Die Justiz ermittelt zudem gegen vier Minister der von Wolfgang Schüssel geführten Koalitionsregierung (2000–2007) zwischen seiner Österreichischen Volkspartei (ÖVP) und der FPÖ. Untersucht wird unter anderem, ob es sich bei fragwürdigen Provisionen um Kickbacks an Parteien oder PolitikerInnen gehandelt hat.

Den offiziellen Anstoss zu mehr direkter Demokratie machte im Mai der 25-jährige Staatssekretär für Integration, Sebastian Kurz, das derzeit populärste Kabinettsmitglied der krisengeschüttelten konservativen ÖVP. Er plädiert dafür, dass auf Volksbegehren, die von mindestens zehn Prozent der Wahlberechtigten getragen werden, verpflichtend eine Volksabstimmung folgen muss. Seither zeigt man sich in allen Parteien begeistert von der Idee, die Stimme des Volkes aufzuwerten.

Schweizer Bedenken

Nur Bundespräsident Heinz Fischer von der Sozialdemokratischen Partei Österreichs (SPÖ), ein ausgewiesener Verfassungskenner, bremst die Euphorie. In Kenntnis der politischen Traditionen in Österreich warnt er vor Manipulationen des WählerInnenwillens. Anders als in der Schweiz, die von den BefürworterInnen plebiszitärer Demokratie gerne als Vorbild herangezogen wird, gebe es hierzulande keine entsprechende Tradition.

SkeptikerInnen erinnern daran, dass Volksbegehren vor allem dann grossen Zulauf erhielten, wenn sich das auflagenstarke Boulevardblatt «Kronen Zeitung» in die Kampagne einschaltete. Und Hans Altherr, Präsident des Schweizer Ständerats, bedachte jüngst in österreichischen Medien, dass Volksabstimmungen «kein Allheilmittel» gegen Frustration über die Politik seien: «Das System muss von unten wachsen.»

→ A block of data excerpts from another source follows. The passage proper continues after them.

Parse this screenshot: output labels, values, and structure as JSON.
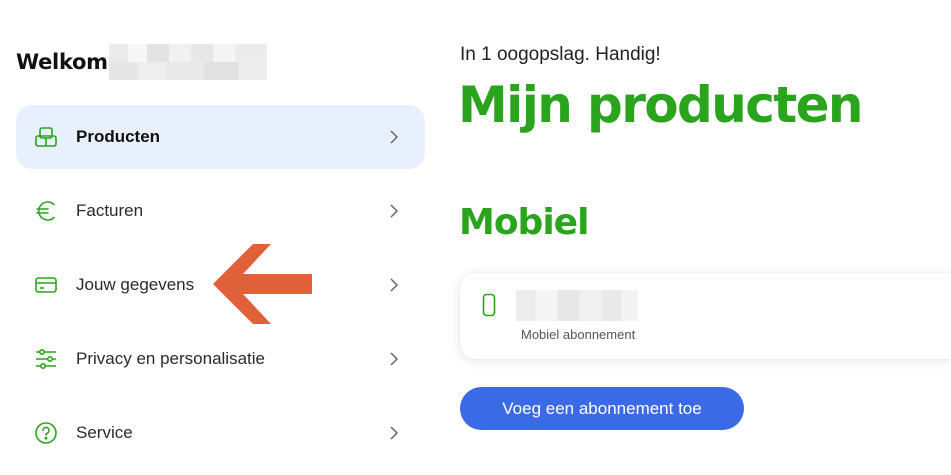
{
  "welcome": {
    "text": "Welkom"
  },
  "nav": {
    "items": [
      {
        "label": "Producten",
        "icon": "products-icon",
        "active": true
      },
      {
        "label": "Facturen",
        "icon": "euro-icon",
        "active": false
      },
      {
        "label": "Jouw gegevens",
        "icon": "card-icon",
        "active": false
      },
      {
        "label": "Privacy en personalisatie",
        "icon": "sliders-icon",
        "active": false
      },
      {
        "label": "Service",
        "icon": "help-icon",
        "active": false
      }
    ]
  },
  "main": {
    "tagline": "In 1 oogopslag. Handig!",
    "title": "Mijn producten",
    "section_title": "Mobiel",
    "card": {
      "icon": "phone-icon",
      "subtitle": "Mobiel abonnement"
    },
    "add_button_label": "Voeg een abonnement toe"
  },
  "colors": {
    "brand_green": "#2aa41c",
    "accent_blue": "#3a6ae6",
    "active_bg": "#e7f0fc",
    "arrow": "#e0603a"
  }
}
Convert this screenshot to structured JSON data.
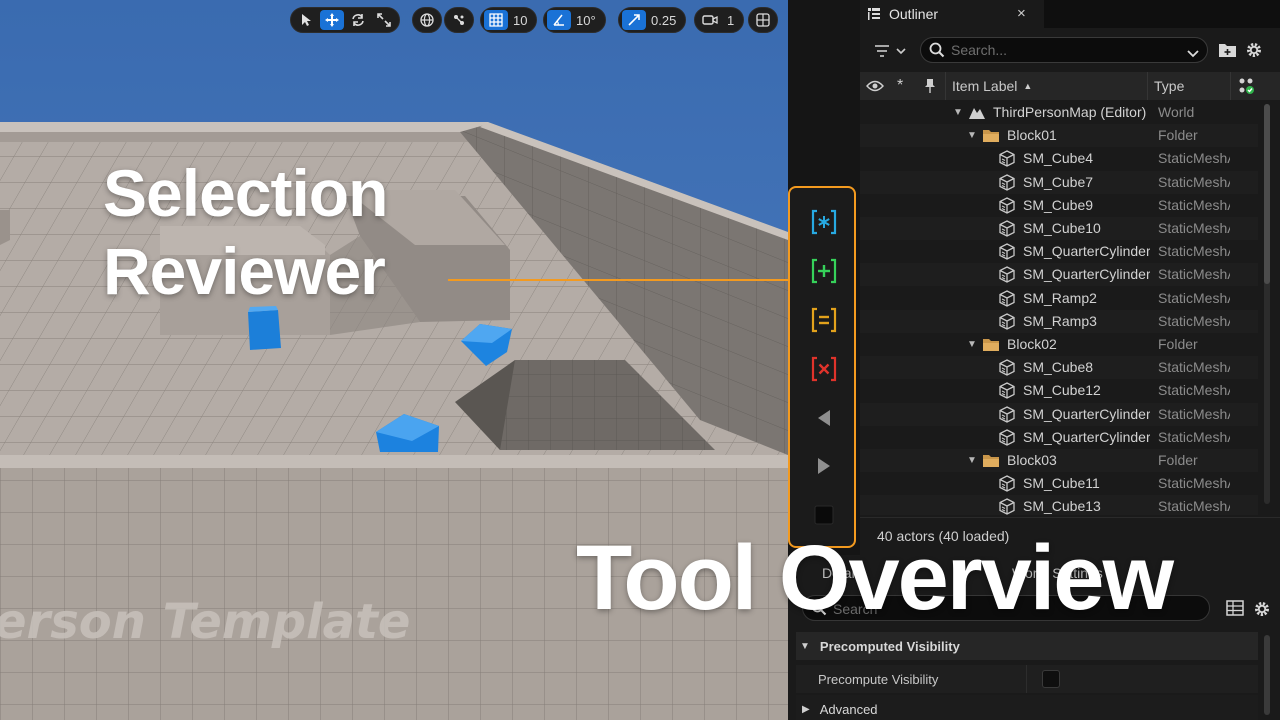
{
  "viewport": {
    "toolbar": {
      "grid_snap_value": "10",
      "rotation_snap_value": "10°",
      "scale_snap_value": "0.25",
      "camera_speed_value": "1"
    },
    "floor_text": "erson Template"
  },
  "headlines": {
    "title": "Selection Reviewer",
    "subtitle": "Tool Overview"
  },
  "reviewer_toolbar": {
    "accent": "#f39a1f",
    "buttons": [
      {
        "name": "select-all",
        "icon": "bracket-asterisk-icon",
        "color": "#27a9e1"
      },
      {
        "name": "add-selection",
        "icon": "bracket-plus-icon",
        "color": "#36d15a"
      },
      {
        "name": "equal-selection",
        "icon": "bracket-equal-icon",
        "color": "#e3a21c"
      },
      {
        "name": "remove-selection",
        "icon": "bracket-x-icon",
        "color": "#e0332b"
      },
      {
        "name": "previous",
        "icon": "triangle-left-icon",
        "color": "#8f8f8f"
      },
      {
        "name": "next",
        "icon": "triangle-right-icon",
        "color": "#8f8f8f"
      },
      {
        "name": "stop",
        "icon": "square-icon",
        "color": "#0a0a0a"
      }
    ]
  },
  "outliner": {
    "tab_title": "Outliner",
    "search_placeholder": "Search...",
    "columns": {
      "label": "Item Label",
      "type": "Type"
    },
    "items": [
      {
        "label": "ThirdPersonMap (Editor)",
        "type": "World",
        "kind": "world",
        "depth": 0
      },
      {
        "label": "Block01",
        "type": "Folder",
        "kind": "folder",
        "depth": 1
      },
      {
        "label": "SM_Cube4",
        "type": "StaticMeshActor",
        "kind": "mesh",
        "depth": 2
      },
      {
        "label": "SM_Cube7",
        "type": "StaticMeshActor",
        "kind": "mesh",
        "depth": 2
      },
      {
        "label": "SM_Cube9",
        "type": "StaticMeshActor",
        "kind": "mesh",
        "depth": 2
      },
      {
        "label": "SM_Cube10",
        "type": "StaticMeshActor",
        "kind": "mesh",
        "depth": 2
      },
      {
        "label": "SM_QuarterCylinder",
        "type": "StaticMeshActor",
        "kind": "mesh",
        "depth": 2
      },
      {
        "label": "SM_QuarterCylinder",
        "type": "StaticMeshActor",
        "kind": "mesh",
        "depth": 2
      },
      {
        "label": "SM_Ramp2",
        "type": "StaticMeshActor",
        "kind": "mesh",
        "depth": 2
      },
      {
        "label": "SM_Ramp3",
        "type": "StaticMeshActor",
        "kind": "mesh",
        "depth": 2
      },
      {
        "label": "Block02",
        "type": "Folder",
        "kind": "folder",
        "depth": 1
      },
      {
        "label": "SM_Cube8",
        "type": "StaticMeshActor",
        "kind": "mesh",
        "depth": 2
      },
      {
        "label": "SM_Cube12",
        "type": "StaticMeshActor",
        "kind": "mesh",
        "depth": 2
      },
      {
        "label": "SM_QuarterCylinder",
        "type": "StaticMeshActor",
        "kind": "mesh",
        "depth": 2
      },
      {
        "label": "SM_QuarterCylinder",
        "type": "StaticMeshActor",
        "kind": "mesh",
        "depth": 2
      },
      {
        "label": "Block03",
        "type": "Folder",
        "kind": "folder",
        "depth": 1
      },
      {
        "label": "SM_Cube11",
        "type": "StaticMeshActor",
        "kind": "mesh",
        "depth": 2
      },
      {
        "label": "SM_Cube13",
        "type": "StaticMeshActor",
        "kind": "mesh",
        "depth": 2
      }
    ],
    "status": "40 actors (40 loaded)"
  },
  "details": {
    "tabs": [
      "Details",
      "World Settings"
    ],
    "search_placeholder": "Search",
    "sections": [
      {
        "title": "Precomputed Visibility",
        "expanded": true
      },
      {
        "title": "Advanced",
        "expanded": false
      }
    ],
    "property_label": "Precompute Visibility",
    "property_checked": false
  }
}
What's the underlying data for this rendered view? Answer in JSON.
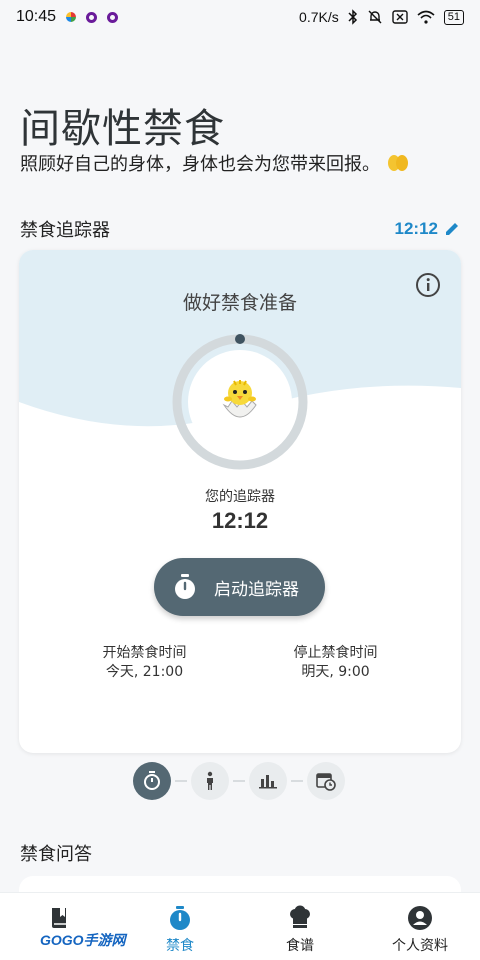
{
  "status_bar": {
    "time": "10:45",
    "net_speed": "0.7K/s",
    "battery": "51"
  },
  "header": {
    "title": "间歇性禁食",
    "subtitle": "照顾好自己的身体，身体也会为您带来回报。"
  },
  "tracker_section": {
    "title": "禁食追踪器",
    "time_link": "12:12"
  },
  "tracker_card": {
    "heading": "做好禁食准备",
    "your_tracker_label": "您的追踪器",
    "your_tracker_value": "12:12",
    "start_button": "启动追踪器",
    "start_label": "开始禁食时间",
    "start_value": "今天, 21:00",
    "stop_label": "停止禁食时间",
    "stop_value": "明天, 9:00"
  },
  "stepper": {
    "active_index": 0,
    "steps": [
      "timer-icon",
      "walking-icon",
      "bar-chart-icon",
      "calendar-clock-icon"
    ]
  },
  "qa_section": {
    "title": "禁食问答"
  },
  "bottom_nav": {
    "items": [
      {
        "label": "",
        "icon": "book-icon"
      },
      {
        "label": "禁食",
        "icon": "timer-icon"
      },
      {
        "label": "食谱",
        "icon": "chef-hat-icon"
      },
      {
        "label": "个人资料",
        "icon": "profile-icon"
      }
    ],
    "active_index": 1
  },
  "watermark": "GOGO手游网",
  "colors": {
    "accent": "#1e88c8",
    "button": "#546873",
    "wave": "#e0eef5"
  }
}
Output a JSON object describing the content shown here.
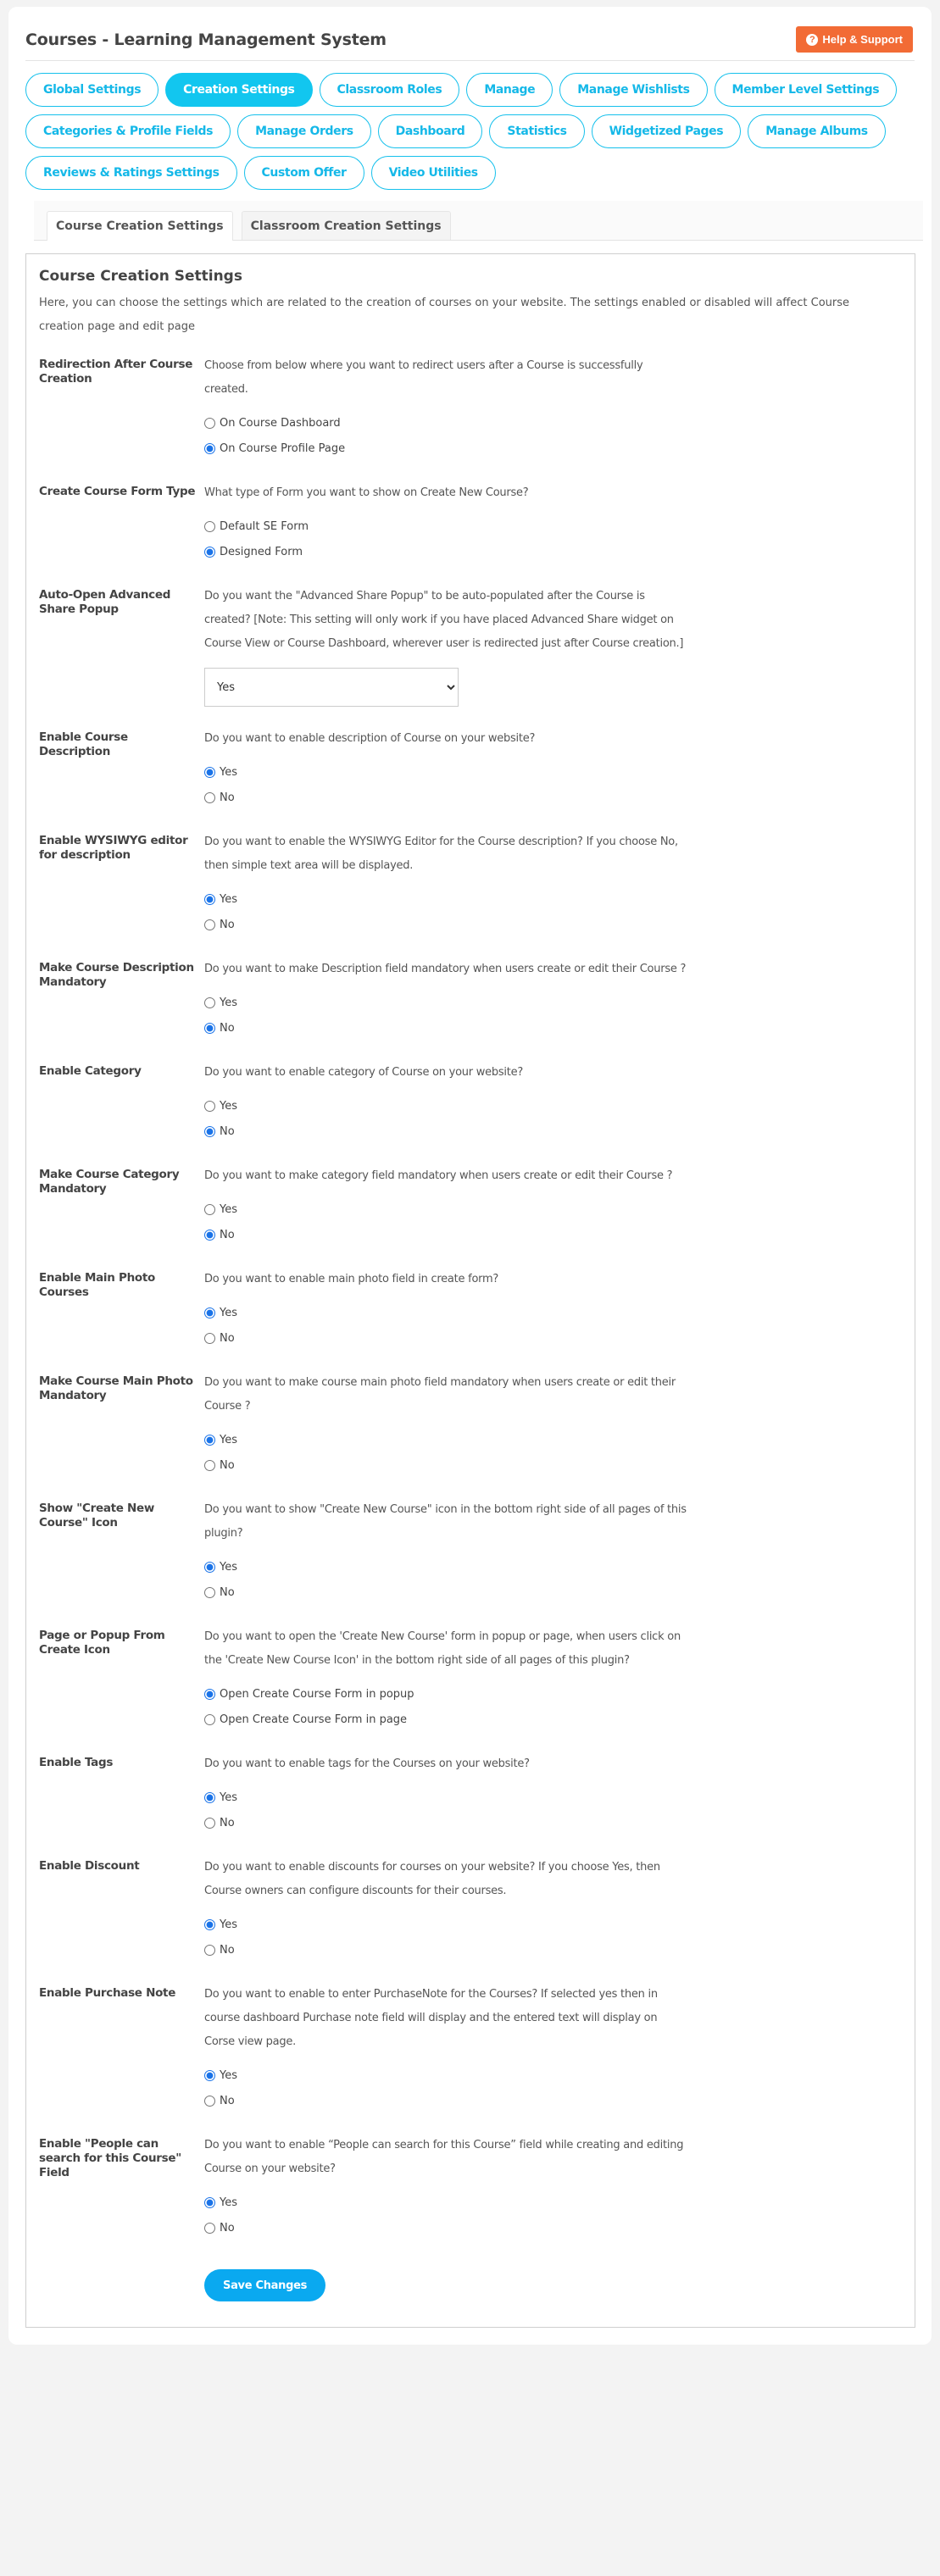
{
  "header": {
    "title": "Courses - Learning Management System",
    "help_label": "Help & Support",
    "help_icon": "question-circle-icon"
  },
  "nav": {
    "items": [
      {
        "label": "Global Settings",
        "active": false
      },
      {
        "label": "Creation Settings",
        "active": true
      },
      {
        "label": "Classroom Roles",
        "active": false
      },
      {
        "label": "Manage",
        "active": false
      },
      {
        "label": "Manage Wishlists",
        "active": false
      },
      {
        "label": "Member Level Settings",
        "active": false
      },
      {
        "label": "Categories & Profile Fields",
        "active": false
      },
      {
        "label": "Manage Orders",
        "active": false
      },
      {
        "label": "Dashboard",
        "active": false
      },
      {
        "label": "Statistics",
        "active": false
      },
      {
        "label": "Widgetized Pages",
        "active": false
      },
      {
        "label": "Manage Albums",
        "active": false
      },
      {
        "label": "Reviews & Ratings Settings",
        "active": false
      },
      {
        "label": "Custom Offer",
        "active": false
      },
      {
        "label": "Video Utilities",
        "active": false
      }
    ]
  },
  "tabs": [
    {
      "label": "Course Creation Settings",
      "active": true
    },
    {
      "label": "Classroom Creation Settings",
      "active": false
    }
  ],
  "panel": {
    "title": "Course Creation Settings",
    "intro": "Here, you can choose the settings which are related to the creation of courses on your website. The settings enabled or disabled will affect Course creation page and edit page",
    "save_label": "Save Changes"
  },
  "settings": [
    {
      "label": "Redirection After Course Creation",
      "description": "Choose from below where you want to redirect users after a Course is successfully created.",
      "type": "radio",
      "options": [
        "On Course Dashboard",
        "On Course Profile Page"
      ],
      "selected": 1
    },
    {
      "label": "Create Course Form Type",
      "description": "What type of Form you want to show on Create New Course?",
      "type": "radio",
      "options": [
        "Default SE Form",
        "Designed Form"
      ],
      "selected": 1
    },
    {
      "label": "Auto-Open Advanced Share Popup",
      "description": "Do you want the \"Advanced Share Popup\" to be auto-populated after the Course is created? [Note: This setting will only work if you have placed Advanced Share widget on Course View or Course Dashboard, wherever user is redirected just after Course creation.]",
      "type": "select",
      "value": "Yes"
    },
    {
      "label": "Enable Course Description",
      "description": "Do you want to enable description of Course on your website?",
      "type": "radio",
      "options": [
        "Yes",
        "No"
      ],
      "selected": 0
    },
    {
      "label": "Enable WYSIWYG editor for description",
      "description": "Do you want to enable the WYSIWYG Editor for the Course description? If you choose No, then simple text area will be displayed.",
      "type": "radio",
      "options": [
        "Yes",
        "No"
      ],
      "selected": 0
    },
    {
      "label": "Make Course Description Mandatory",
      "description": "Do you want to make Description field mandatory when users create or edit their Course ?",
      "type": "radio",
      "options": [
        "Yes",
        "No"
      ],
      "selected": 1
    },
    {
      "label": "Enable Category",
      "description": "Do you want to enable category of Course on your website?",
      "type": "radio",
      "options": [
        "Yes",
        "No"
      ],
      "selected": 1
    },
    {
      "label": "Make Course Category Mandatory",
      "description": "Do you want to make category field mandatory when users create or edit their Course ?",
      "type": "radio",
      "options": [
        "Yes",
        "No"
      ],
      "selected": 1
    },
    {
      "label": "Enable Main Photo Courses",
      "description": "Do you want to enable main photo field in create form?",
      "type": "radio",
      "options": [
        "Yes",
        "No"
      ],
      "selected": 0
    },
    {
      "label": "Make Course Main Photo Mandatory",
      "description": "Do you want to make course main photo field mandatory when users create or edit their Course ?",
      "type": "radio",
      "options": [
        "Yes",
        "No"
      ],
      "selected": 0
    },
    {
      "label": "Show \"Create New Course\" Icon",
      "description": "Do you want to show \"Create New Course\" icon in the bottom right side of all pages of this plugin?",
      "type": "radio",
      "options": [
        "Yes",
        "No"
      ],
      "selected": 0
    },
    {
      "label": "Page or Popup From Create Icon",
      "description": "Do you want to open the 'Create New Course' form in popup or page, when users click on the 'Create New Course Icon' in the bottom right side of all pages of this plugin?",
      "type": "radio",
      "options": [
        "Open Create Course Form in popup",
        "Open Create Course Form in page"
      ],
      "selected": 0
    },
    {
      "label": "Enable Tags",
      "description": "Do you want to enable tags for the Courses on your website?",
      "type": "radio",
      "options": [
        "Yes",
        "No"
      ],
      "selected": 0
    },
    {
      "label": "Enable Discount",
      "description": "Do you want to enable discounts for courses on your website? If you choose Yes, then Course owners can configure discounts for their courses.",
      "type": "radio",
      "options": [
        "Yes",
        "No"
      ],
      "selected": 0
    },
    {
      "label": "Enable Purchase Note",
      "description": "Do you want to enable to enter PurchaseNote for the Courses? If selected yes then in course dashboard Purchase note field will display and the entered text will display on Corse view page.",
      "type": "radio",
      "options": [
        "Yes",
        "No"
      ],
      "selected": 0
    },
    {
      "label": "Enable \"People can search for this Course\" Field",
      "description": "Do you want to enable “People can search for this Course” field while creating and editing Course on your website?",
      "type": "radio",
      "options": [
        "Yes",
        "No"
      ],
      "selected": 0
    }
  ],
  "colors": {
    "accent": "#12c6ef",
    "help_button": "#f26b35",
    "save_button": "#0aa9f0"
  }
}
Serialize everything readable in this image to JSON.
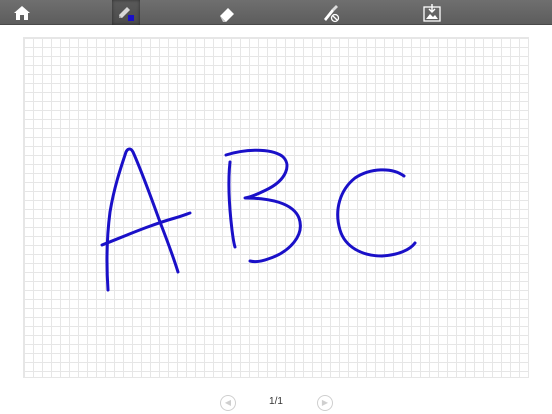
{
  "toolbar": {
    "tools": [
      {
        "icon": "home-icon"
      },
      {
        "icon": "pen-icon",
        "active": true
      },
      {
        "icon": "eraser-icon"
      },
      {
        "icon": "clear-brush-icon"
      },
      {
        "icon": "export-image-icon"
      }
    ],
    "background_color": "#666666"
  },
  "canvas": {
    "grid": true,
    "ink_color": "#1a10c8"
  },
  "pager": {
    "page_indicator": "1/1",
    "prev_icon": "prev-page-icon",
    "next_icon": "next-page-icon"
  }
}
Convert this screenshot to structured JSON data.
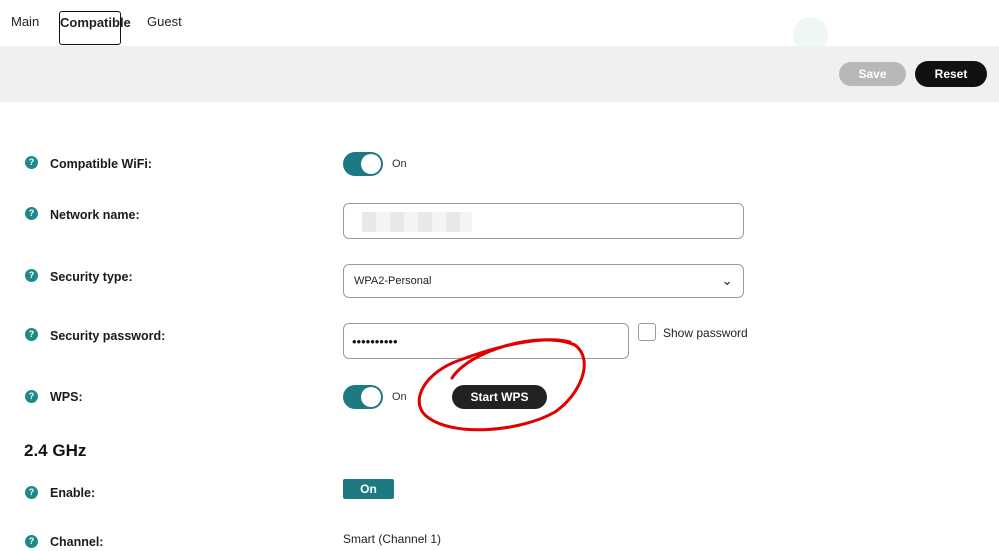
{
  "tabs": {
    "main": "Main",
    "compatible": "Compatible",
    "guest": "Guest"
  },
  "actions": {
    "save": "Save",
    "reset": "Reset"
  },
  "form": {
    "compatible_wifi": {
      "label": "Compatible WiFi:",
      "state": "On"
    },
    "network_name": {
      "label": "Network name:"
    },
    "security_type": {
      "label": "Security type:",
      "value": "WPA2-Personal"
    },
    "security_password": {
      "label": "Security password:",
      "value": "••••••••••",
      "show_password_label": "Show password"
    },
    "wps": {
      "label": "WPS:",
      "state": "On",
      "start_button": "Start WPS"
    }
  },
  "band_24": {
    "title": "2.4 GHz",
    "enable": {
      "label": "Enable:",
      "value": "On"
    },
    "channel": {
      "label": "Channel:",
      "value": "Smart (Channel 1)"
    }
  },
  "icons": {
    "help": "?"
  },
  "colors": {
    "accent": "#1d7a82",
    "annotation": "#e00000"
  }
}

In erster Linie hänge die Glaubwürdigkeitskrise der Politik sowieso in hohem Masse mit dem vorhandenen politischen Personal zusammen, schreibt der linke Kolumnist Robert Misik. Die Parteien sollten mit der Bürgerbeteiligung doch bei sich selbst beginnen und ihre KandidatInnen in Vorwahlen bestimmen lassen oder ermöglichen, dass die WählerInnen die Wahllisten abändern können.

Am 3. Juli sollen Pläne zu einer Wahlrechts- und Demokratiereform im Parlament diskutiert werden. Dann verabschiedet sich der Nationalrat in die Sommerpause. Im Herbst beginnt dann schon der Vorwahlkampf für die Nationalratswahlen 2013. Man kann davon ausgehen, dass die direkte Demokratie darin eine Rolle spielen wird.